State-of-the-Art Performance: The method achieves superior results in both final mesh quality and intermediate point cloud completion benchmarks.

4. Experimental Results

The method was evaluated on the Building-PCC benchmark (50k instances from The Hague and Rotterdam) across three scenarios: Airborne LiDAR, SfM, and Sparse Sampling.

Mesh Abstraction Quality:
- Metrics: Outperformed baselines (City3D, Point2Building) in Vertex Count (#V), Face Count (#F), Plane Count (#P), Failure Rate (FR), and Chamfer Distance (CD).
- Results: Achieved the lowest CD (0.036) and 0% failure rate, compared to Point2Building's 1% failure rate and higher CD (0.043). It successfully reconstructed complex geometries (e.g., slanted roofs) that grammar-based methods failed to capture.
Point Cloud Completion:
- The intermediate recovered point clouds ( $P_{out}$ ) were evaluated as a standalone completion task.
- Results: Achieved the best F-score (0.91), CD (0.35), and Uniformity (0.04). The uniformity score was nearly an order of magnitude better than competitors, proving the method's ability to generate evenly distributed points essential for meshing.
Ablation Studies:
- Removing the coarse latent grid ( $G_d$ ) led to chaotic point clouds.
- Removing the fine latent grid ( $G_s$ ) caused a "double-surface effect."
- Replacing the transformer with a traditional solver (using the recovered points) resulted in invalid surfaces, confirming the necessity of the autoregressive component.

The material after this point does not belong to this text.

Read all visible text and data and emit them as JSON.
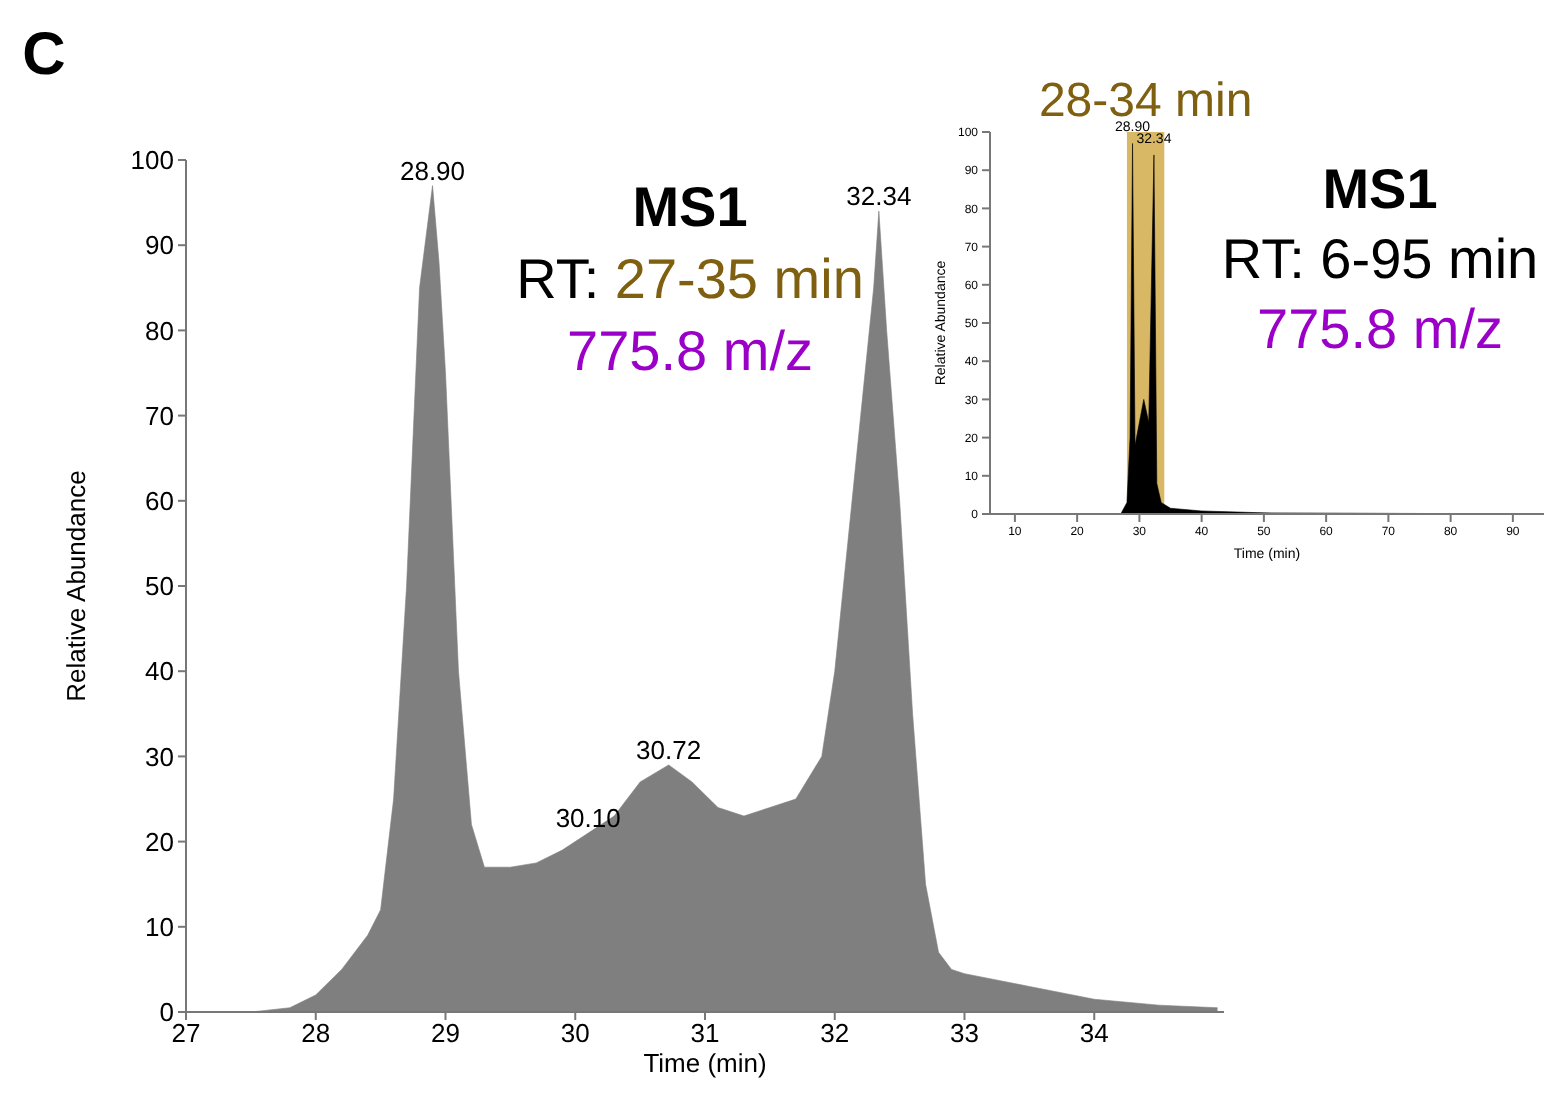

5. Significance and Impact

Robustness to Real-World Data: By decoupling geometric recovery from mesh generation, the framework overcomes the limitations of current methods that fail on the noisy, sparse, and irregular data typical of real-world urban sensing (LiDAR/SfM).
Digital Twin & Urban Planning: The ability to generate clean, structured, and low-polygon meshes from raw sensor data is critical for creating scalable digital twins, disaster simulations, and navigation systems.
Modularity: The framework is modular; the diffusion and transformer components can be upgraded independently as the respective fields (3D diffusion and autoregressive mesh generation) advance.
Future Direction: The work highlights the potential of using explicit 3D generative priors to solve ill-posed reconstruction problems, suggesting a path toward more flexible and data-efficient 3D reconstruction systems.